Humorkritik | März 2011
März 2011
Die Piraten auf deutsch
Wenig weiß man außerhalb der englischsprachigen Welt von Gilbert und Sullivan, in Deutschland jedoch ganz besonders wenig, ja praktisch nichts. Die komischen Opern des Librettisten William Gilbert und des Komponisten Arthur Sullivan, die jenseits von Kanal und Atlantik bis heute Gegenstand unzähliger Schul- und Amateuraufführungen, Adaptionen und Parodien wurden (u.a. in »Family Guy« und den »Simpsons«) und darum zum musikalisch-komischen Seelenhaushalt auch der ganz Jungen gehören, haben den Sprung über die Sprachgrenze nie geschafft. Zu britisch, zu viktorianisch, zu zeitgebunden, das sind Erklärungsversuche, die man immer wieder hört, seit Mike Leighs opulent ausgestatteter und unbedingt empfehlenswerter Historienfilm »Topsy-Turvy« (1999) wenigstens den Kinogängern einen Eindruck von der wirren, wilden Welt dieser Opern vermitteln konnte. Erklärungen freilich, die jedenfalls mir nicht zureichen.

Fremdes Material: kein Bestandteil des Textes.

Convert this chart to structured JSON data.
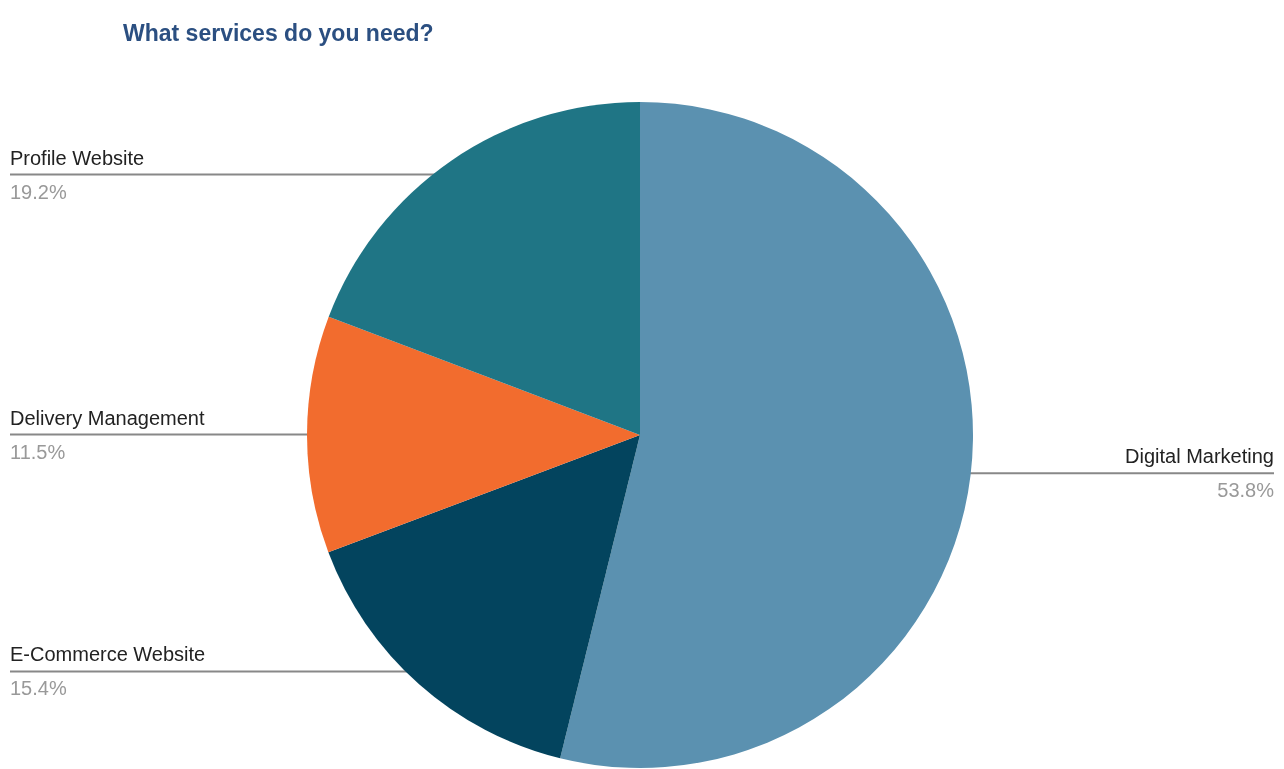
{
  "chart_data": {
    "type": "pie",
    "title": "What services do you need?",
    "categories": [
      "Digital Marketing",
      "E-Commerce Website",
      "Delivery Management",
      "Profile Website"
    ],
    "values": [
      53.8,
      15.4,
      11.5,
      19.2
    ],
    "value_labels": [
      "53.8%",
      "15.4%",
      "11.5%",
      "19.2%"
    ],
    "colors": [
      "#5b91b0",
      "#03445e",
      "#f26c2e",
      "#1f7585"
    ],
    "legend": false
  }
}
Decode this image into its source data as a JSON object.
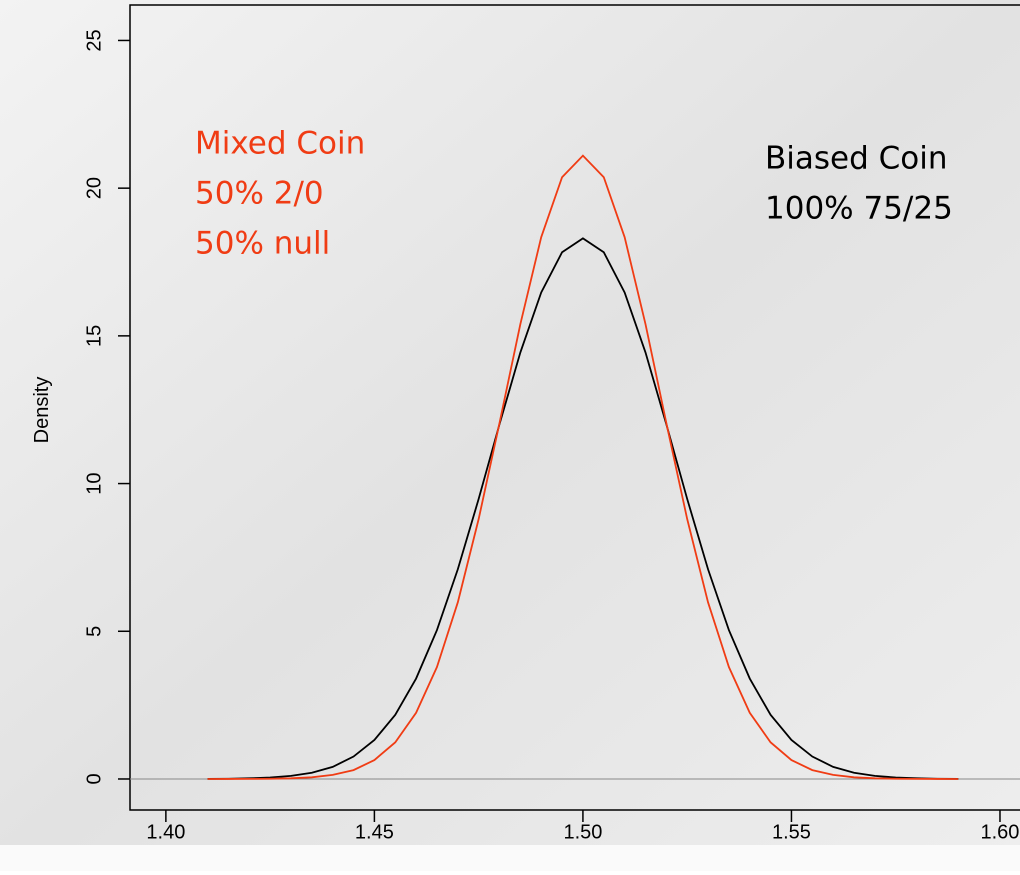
{
  "chart_data": {
    "type": "line",
    "ylabel": "Density",
    "x": [
      1.41,
      1.415,
      1.42,
      1.425,
      1.43,
      1.435,
      1.44,
      1.445,
      1.45,
      1.455,
      1.46,
      1.465,
      1.47,
      1.475,
      1.48,
      1.485,
      1.49,
      1.495,
      1.5,
      1.505,
      1.51,
      1.515,
      1.52,
      1.525,
      1.53,
      1.535,
      1.54,
      1.545,
      1.55,
      1.555,
      1.56,
      1.565,
      1.57,
      1.575,
      1.58,
      1.585,
      1.59
    ],
    "series": [
      {
        "color": "#000000",
        "values": [
          0.004,
          0.009,
          0.022,
          0.049,
          0.105,
          0.21,
          0.41,
          0.76,
          1.32,
          2.17,
          3.4,
          5.04,
          7.1,
          9.48,
          12.01,
          14.44,
          16.47,
          17.83,
          18.3,
          17.83,
          16.47,
          14.44,
          12.01,
          9.48,
          7.1,
          5.04,
          3.4,
          2.17,
          1.32,
          0.76,
          0.41,
          0.21,
          0.105,
          0.049,
          0.022,
          0.009,
          0.004
        ]
      },
      {
        "color": "#f03c14",
        "values": [
          0.0003,
          0.001,
          0.003,
          0.008,
          0.022,
          0.057,
          0.14,
          0.3,
          0.64,
          1.24,
          2.24,
          3.79,
          5.98,
          8.8,
          12.05,
          15.4,
          18.34,
          20.37,
          21.1,
          20.37,
          18.34,
          15.4,
          12.05,
          8.8,
          5.98,
          3.79,
          2.24,
          1.24,
          0.64,
          0.3,
          0.14,
          0.057,
          0.022,
          0.008,
          0.003,
          0.001,
          0.0003
        ]
      }
    ],
    "xlim": [
      1.3914,
      1.6048
    ],
    "ylim": [
      -1.05,
      26.2
    ],
    "xticks": [
      {
        "value": 1.4,
        "label": "1.40"
      },
      1.45,
      {
        "value": 1.5,
        "label": "1.50"
      },
      1.55,
      {
        "value": 1.6,
        "label": "1.60"
      }
    ],
    "yticks": [
      0,
      5,
      10,
      15,
      20,
      25
    ],
    "annotations": [
      {
        "lines": [
          "Mixed Coin",
          "50% 2/0",
          "50% null"
        ],
        "color": "#f03c14"
      },
      {
        "lines": [
          "Biased Coin",
          "100% 75/25"
        ],
        "color": "#000000"
      }
    ]
  }
}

Hört man über Verdis »Falstaff«, er sei zu italienisch, von der »Fledermaus«, sie sei zu sehr ans 19. Jahrhundert gebunden?
Neuerdings immerhin hat das Staatstheater Oldenburg den Versuch gewagt, mit »Die Piraten« (EA: 1879) die meines Wissens einzige G&B-Inszenierung auf einer öffentlichen deutschen Bühne aufzuführen – mit vielen, leider zu vielen Kompromissen. Das junge, begeisterte Ensemble, die vielen schönen Stimmen und die charmanten Einfälle von Regie und Darstellern können nicht darüber hinwegtäuschen, daß das (sehr fähige) Orchester stark unterbesetzt ist und man das glänzende, possenreiche, jedoch nie zotige Englisch Gilberts in ein eher hölzernes, oft derbes Deutsch übertragen hat – was angesichts der Tatsache, daß eine knappe Handvoll der Figuren ohnehin von Amerikanern verkörpert wird, besonders überflüssig wirkt. Gilbert und Sullivan komponierten und dichteten für große Bühnen, große Orchester, große Schauwerte; es scheint zu ihrem Schicksal zu gehören, mit Mikrobudgets oder auf Liebhaberbühnen wiederaufgeführt zu werden. Den erhofften Durchbruch für die britische komische Oper wird auch diese Inszenierung (die noch bis Mai gegeben wird) nicht bringen; ein wenig bekannter wird sie Gilbert und Sullivan vielleicht machen. Zumindest in Oldenburg.